Elon Musk lists his three most important ingredients for AI

Elon Musk lists his three most important ingredients for AI


Elon Musk, chief executive officer of Tesla Inc., during the US-Saudi Investment Forum at the Kennedy Center in Washington, DC, US, on Wednesday, Nov. 19, 2025.

Bloomberg | Bloomberg | Getty Images

Elon Musk has again sounded the alarm on the dangers of AI and listed what he considers as the three most important ingredients to ensure a positive future with the technology.

The billionaire CEO of Tesla, SpaceX, xAI, X and The Boring Company, appeared on a podcast with Indian billionaire Nikhil Kamath on Sunday.

“It’s not that we’re guaranteed to have a positive future with AI,” Musk said on the podcast. “There’s some danger when you create a powerful technology, that a powerful technology can be potentially destructive.”

Musk was a co-founder of OpenAI alongside Sam Altman, but left its board in 2018 and publicly criticized the company for ditching its founding mission as a non-profit to develop AI safely after it launched ChatGPT in 2022. Musk’s xAI developed its own chatbot, Grok, in 2023.

Musk has previously warned that “one of the biggest risks to the future of civilization is AI,” and stressed that rapid advancements are leading AI to become a bigger risk to society than cars or planes or medicines.

On the podcast, the tech billionaire emphasized the importance of ensuring AI technologies pursue truth instead of repeating inaccuracies. “That can be very dangerous,” Musk told Kamath, who is also the co-founder of retail stockbroker Zerodha.

“Truth and beauty and curiosity.

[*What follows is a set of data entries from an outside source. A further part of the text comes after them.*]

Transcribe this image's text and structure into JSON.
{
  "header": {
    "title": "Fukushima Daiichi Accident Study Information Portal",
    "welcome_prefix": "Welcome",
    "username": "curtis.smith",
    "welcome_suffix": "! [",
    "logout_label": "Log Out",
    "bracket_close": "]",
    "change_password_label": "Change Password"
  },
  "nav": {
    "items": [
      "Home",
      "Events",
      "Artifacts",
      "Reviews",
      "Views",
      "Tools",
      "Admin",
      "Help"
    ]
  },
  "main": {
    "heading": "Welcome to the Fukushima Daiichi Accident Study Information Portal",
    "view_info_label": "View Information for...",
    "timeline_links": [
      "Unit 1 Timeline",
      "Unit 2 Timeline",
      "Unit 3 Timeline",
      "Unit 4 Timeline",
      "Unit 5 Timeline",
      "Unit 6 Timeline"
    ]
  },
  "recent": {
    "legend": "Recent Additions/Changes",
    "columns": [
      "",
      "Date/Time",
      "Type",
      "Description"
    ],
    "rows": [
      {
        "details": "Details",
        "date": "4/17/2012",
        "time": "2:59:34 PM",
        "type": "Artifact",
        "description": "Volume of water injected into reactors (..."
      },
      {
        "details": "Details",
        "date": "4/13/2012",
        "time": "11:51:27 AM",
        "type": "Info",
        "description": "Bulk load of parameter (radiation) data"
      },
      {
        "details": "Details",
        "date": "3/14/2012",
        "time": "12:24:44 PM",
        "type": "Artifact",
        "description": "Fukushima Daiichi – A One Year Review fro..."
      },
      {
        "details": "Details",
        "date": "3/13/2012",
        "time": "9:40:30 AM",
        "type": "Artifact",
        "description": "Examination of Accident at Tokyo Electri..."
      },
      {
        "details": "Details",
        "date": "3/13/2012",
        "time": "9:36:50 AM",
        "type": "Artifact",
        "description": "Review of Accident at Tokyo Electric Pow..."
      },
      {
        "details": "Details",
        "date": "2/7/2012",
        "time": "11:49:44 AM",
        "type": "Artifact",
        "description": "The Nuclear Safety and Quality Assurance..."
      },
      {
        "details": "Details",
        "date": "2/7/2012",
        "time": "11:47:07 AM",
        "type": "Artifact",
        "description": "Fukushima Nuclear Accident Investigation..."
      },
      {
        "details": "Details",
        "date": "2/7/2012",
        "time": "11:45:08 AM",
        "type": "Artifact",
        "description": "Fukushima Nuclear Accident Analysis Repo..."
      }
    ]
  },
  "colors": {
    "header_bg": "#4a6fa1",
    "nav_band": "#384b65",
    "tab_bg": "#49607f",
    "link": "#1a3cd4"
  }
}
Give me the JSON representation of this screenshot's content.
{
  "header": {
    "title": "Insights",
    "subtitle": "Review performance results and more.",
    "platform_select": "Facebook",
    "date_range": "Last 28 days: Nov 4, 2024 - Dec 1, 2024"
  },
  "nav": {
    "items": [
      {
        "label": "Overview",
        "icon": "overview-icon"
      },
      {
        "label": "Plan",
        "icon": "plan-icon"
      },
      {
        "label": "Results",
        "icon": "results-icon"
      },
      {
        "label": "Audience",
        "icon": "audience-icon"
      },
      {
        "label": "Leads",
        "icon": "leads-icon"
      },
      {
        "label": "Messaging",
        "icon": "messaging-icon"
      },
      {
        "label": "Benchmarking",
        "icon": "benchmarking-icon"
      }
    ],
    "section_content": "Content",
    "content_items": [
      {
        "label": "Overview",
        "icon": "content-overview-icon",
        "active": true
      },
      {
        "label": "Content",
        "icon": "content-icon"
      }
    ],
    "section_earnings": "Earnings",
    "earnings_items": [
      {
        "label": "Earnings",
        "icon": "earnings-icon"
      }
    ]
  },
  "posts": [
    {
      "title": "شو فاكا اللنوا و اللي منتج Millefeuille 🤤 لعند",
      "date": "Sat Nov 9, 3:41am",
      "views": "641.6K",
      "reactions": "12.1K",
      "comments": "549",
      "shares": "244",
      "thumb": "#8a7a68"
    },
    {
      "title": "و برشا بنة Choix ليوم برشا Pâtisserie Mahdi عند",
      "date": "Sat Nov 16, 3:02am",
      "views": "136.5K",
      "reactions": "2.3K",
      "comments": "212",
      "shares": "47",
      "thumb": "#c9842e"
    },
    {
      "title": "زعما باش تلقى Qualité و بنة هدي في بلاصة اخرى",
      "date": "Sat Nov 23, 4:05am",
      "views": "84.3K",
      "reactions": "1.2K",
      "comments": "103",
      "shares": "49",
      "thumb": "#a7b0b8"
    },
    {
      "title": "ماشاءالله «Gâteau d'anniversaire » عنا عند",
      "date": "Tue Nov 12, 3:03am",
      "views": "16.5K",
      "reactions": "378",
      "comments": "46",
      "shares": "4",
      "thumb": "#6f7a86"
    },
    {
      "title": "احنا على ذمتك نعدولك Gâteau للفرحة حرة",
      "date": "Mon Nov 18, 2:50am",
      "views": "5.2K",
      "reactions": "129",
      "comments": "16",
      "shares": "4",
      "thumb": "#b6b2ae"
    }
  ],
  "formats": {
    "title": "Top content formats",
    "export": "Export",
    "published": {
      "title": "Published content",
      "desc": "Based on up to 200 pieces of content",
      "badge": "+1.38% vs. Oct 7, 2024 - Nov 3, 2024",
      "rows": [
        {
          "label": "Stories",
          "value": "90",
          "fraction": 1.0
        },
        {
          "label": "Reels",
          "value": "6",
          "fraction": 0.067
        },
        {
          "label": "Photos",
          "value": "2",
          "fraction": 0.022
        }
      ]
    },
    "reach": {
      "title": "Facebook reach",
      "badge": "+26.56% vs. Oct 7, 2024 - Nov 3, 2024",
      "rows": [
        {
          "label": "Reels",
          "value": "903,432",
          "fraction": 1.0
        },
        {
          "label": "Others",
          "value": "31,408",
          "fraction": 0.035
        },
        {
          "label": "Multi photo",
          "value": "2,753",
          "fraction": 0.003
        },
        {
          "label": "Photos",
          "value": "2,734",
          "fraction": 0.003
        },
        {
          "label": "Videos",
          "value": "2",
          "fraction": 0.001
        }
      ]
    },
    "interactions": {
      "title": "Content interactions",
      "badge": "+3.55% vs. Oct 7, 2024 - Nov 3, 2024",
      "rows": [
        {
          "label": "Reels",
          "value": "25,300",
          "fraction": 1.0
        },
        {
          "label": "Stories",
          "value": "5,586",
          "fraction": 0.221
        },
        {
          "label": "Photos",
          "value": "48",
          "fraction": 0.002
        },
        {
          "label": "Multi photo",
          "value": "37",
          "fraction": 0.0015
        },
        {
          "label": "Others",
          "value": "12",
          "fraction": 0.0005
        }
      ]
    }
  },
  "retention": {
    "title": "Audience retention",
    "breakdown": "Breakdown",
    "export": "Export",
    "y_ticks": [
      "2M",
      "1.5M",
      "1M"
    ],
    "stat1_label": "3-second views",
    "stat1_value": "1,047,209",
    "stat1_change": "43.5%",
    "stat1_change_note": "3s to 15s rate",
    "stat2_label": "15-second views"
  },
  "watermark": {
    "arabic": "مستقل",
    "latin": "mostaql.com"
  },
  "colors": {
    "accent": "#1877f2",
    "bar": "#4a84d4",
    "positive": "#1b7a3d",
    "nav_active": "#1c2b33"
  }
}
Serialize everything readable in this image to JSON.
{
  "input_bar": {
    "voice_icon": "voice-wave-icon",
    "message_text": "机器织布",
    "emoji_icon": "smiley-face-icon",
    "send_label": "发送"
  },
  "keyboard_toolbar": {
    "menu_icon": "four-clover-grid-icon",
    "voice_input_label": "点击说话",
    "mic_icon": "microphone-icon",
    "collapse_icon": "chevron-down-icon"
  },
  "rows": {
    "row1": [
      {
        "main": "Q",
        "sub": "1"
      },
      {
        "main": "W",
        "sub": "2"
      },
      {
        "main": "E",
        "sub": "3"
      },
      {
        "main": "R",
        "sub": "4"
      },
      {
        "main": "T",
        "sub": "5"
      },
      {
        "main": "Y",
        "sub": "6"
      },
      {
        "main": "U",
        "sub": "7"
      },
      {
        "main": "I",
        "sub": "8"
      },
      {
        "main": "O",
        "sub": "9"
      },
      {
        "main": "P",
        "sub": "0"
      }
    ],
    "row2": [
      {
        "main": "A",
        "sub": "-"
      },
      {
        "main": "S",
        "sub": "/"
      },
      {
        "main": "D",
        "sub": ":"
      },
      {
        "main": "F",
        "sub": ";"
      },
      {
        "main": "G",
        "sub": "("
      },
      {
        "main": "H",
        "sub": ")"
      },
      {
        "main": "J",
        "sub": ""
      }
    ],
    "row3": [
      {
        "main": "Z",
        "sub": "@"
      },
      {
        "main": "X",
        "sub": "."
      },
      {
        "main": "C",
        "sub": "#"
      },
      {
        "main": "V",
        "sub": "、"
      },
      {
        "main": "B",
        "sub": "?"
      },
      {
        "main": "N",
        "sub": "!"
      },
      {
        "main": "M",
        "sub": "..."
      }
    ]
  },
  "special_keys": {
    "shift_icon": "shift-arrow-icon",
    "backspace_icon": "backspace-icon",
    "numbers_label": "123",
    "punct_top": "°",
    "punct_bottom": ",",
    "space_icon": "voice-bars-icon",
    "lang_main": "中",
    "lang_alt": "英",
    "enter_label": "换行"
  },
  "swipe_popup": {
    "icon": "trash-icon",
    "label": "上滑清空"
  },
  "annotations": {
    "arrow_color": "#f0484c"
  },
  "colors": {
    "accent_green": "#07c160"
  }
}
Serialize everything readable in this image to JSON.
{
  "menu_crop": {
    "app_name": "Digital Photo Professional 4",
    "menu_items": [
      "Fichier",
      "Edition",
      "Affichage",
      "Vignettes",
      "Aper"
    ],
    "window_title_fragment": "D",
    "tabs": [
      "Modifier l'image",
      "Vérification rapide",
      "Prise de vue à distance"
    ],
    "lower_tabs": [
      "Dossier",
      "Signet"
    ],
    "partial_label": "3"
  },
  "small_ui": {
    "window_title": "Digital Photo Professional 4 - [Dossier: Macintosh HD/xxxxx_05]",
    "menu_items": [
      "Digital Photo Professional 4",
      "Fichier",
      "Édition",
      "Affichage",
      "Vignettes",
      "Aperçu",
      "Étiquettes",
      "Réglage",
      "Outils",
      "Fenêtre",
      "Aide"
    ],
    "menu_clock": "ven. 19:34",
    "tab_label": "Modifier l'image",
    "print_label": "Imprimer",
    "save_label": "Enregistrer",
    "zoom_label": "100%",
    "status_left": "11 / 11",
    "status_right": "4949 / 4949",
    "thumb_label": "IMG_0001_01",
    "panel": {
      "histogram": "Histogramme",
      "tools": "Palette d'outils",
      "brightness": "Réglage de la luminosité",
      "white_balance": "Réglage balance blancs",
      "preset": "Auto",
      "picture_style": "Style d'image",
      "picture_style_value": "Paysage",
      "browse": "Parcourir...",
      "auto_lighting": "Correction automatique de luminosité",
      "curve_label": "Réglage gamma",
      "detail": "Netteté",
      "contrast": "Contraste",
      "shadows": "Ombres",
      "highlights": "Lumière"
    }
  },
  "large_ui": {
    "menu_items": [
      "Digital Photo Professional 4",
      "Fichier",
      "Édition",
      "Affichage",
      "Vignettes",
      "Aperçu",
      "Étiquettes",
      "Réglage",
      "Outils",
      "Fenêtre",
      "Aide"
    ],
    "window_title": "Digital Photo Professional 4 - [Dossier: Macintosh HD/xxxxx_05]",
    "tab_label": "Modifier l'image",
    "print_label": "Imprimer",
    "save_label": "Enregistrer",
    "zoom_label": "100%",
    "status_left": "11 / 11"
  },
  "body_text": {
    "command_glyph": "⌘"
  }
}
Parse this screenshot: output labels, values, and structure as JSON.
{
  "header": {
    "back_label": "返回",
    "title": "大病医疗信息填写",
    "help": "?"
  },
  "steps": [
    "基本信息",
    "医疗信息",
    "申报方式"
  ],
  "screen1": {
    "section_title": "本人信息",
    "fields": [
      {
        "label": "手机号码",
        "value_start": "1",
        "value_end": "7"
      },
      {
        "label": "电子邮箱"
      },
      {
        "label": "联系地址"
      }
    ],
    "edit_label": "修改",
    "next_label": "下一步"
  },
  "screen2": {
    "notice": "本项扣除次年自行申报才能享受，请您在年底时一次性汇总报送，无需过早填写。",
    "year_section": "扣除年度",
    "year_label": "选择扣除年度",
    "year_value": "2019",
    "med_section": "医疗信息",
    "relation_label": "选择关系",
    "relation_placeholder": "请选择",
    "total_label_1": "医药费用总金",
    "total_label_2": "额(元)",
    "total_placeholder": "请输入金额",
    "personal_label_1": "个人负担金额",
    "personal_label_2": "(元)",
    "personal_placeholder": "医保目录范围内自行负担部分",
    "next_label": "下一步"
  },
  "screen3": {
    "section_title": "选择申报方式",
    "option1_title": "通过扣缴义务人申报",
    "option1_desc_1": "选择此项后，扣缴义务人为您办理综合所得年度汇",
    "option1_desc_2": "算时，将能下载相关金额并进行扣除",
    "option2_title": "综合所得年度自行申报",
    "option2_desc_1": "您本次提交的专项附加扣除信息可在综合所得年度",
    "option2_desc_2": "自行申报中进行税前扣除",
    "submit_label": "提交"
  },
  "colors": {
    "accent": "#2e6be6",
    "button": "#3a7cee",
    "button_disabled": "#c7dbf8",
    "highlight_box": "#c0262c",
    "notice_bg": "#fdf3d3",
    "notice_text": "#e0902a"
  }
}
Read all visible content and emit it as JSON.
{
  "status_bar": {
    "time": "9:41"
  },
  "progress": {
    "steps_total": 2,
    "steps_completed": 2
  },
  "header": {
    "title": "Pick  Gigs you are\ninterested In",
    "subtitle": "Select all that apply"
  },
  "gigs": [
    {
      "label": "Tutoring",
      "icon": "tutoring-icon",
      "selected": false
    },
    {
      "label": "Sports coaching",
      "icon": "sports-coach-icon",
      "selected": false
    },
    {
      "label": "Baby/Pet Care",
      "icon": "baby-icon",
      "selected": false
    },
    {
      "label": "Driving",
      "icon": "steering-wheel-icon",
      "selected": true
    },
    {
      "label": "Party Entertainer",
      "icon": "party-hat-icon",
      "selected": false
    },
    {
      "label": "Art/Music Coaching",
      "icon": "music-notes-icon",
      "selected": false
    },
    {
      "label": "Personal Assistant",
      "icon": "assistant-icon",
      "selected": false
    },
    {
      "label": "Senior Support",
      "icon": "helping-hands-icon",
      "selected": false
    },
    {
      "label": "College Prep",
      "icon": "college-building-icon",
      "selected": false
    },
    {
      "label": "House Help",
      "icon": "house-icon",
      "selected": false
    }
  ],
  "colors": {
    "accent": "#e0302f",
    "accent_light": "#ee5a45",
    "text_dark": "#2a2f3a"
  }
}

I think those are the three most important things for AI,” he said.

He said that, without strictly adhering to truths, AI will learn information from online sources where it “will absorb a lot of lies and then have trouble reasoning because these lies are incompatible with reality.”

He added: “You can make an AI go insane if you force it to believe things that aren’t true because it will lead to conclusions that are also bad.”

“Hallucination” — responses that are incorrect or misleading — is a major challenge facing AI. Earlier this year, an AI feature launched by Apple on its iPhones generated fake news alerts.

These included a false summary from the BBC News app notifications on a story about the PDC World Darts Championship semi-final, where it wrongly claimed that the British darts player Luke Littler had won the championship. Littler did not win the tournament’s final until the next day.

Apple told the BBC at the time that it was working on an update to resolve the problem which clarifies when Apple Intelligence is responsible for the text shown in the notifications.

Musk added that “some appreciation of beauty is important” and that “you know it when you see it.”

Musk said AI should want to know more about the nature of reality because humanity is more interesting than machines.

“It’s more interesting to see the continuation if not the prosperity of humanity than to exterminate humanity,” he said.

Geoffrey Hinton, a computer scientist and ex-vice president at Google known as a “Godfather of AI,” said earlier this year that there’s a “10% to 20% chance” that AI will “wipe us out,” in an episode of the Diary of a CEO podcast. Some of the shorter term risks he cited included hallucinations and the automation of entry level jobs.

“The hope is that if enough smart people do enough research with enough resources, we’ll figure out a way to build them so they’ll never want to harm us,” Hinton added.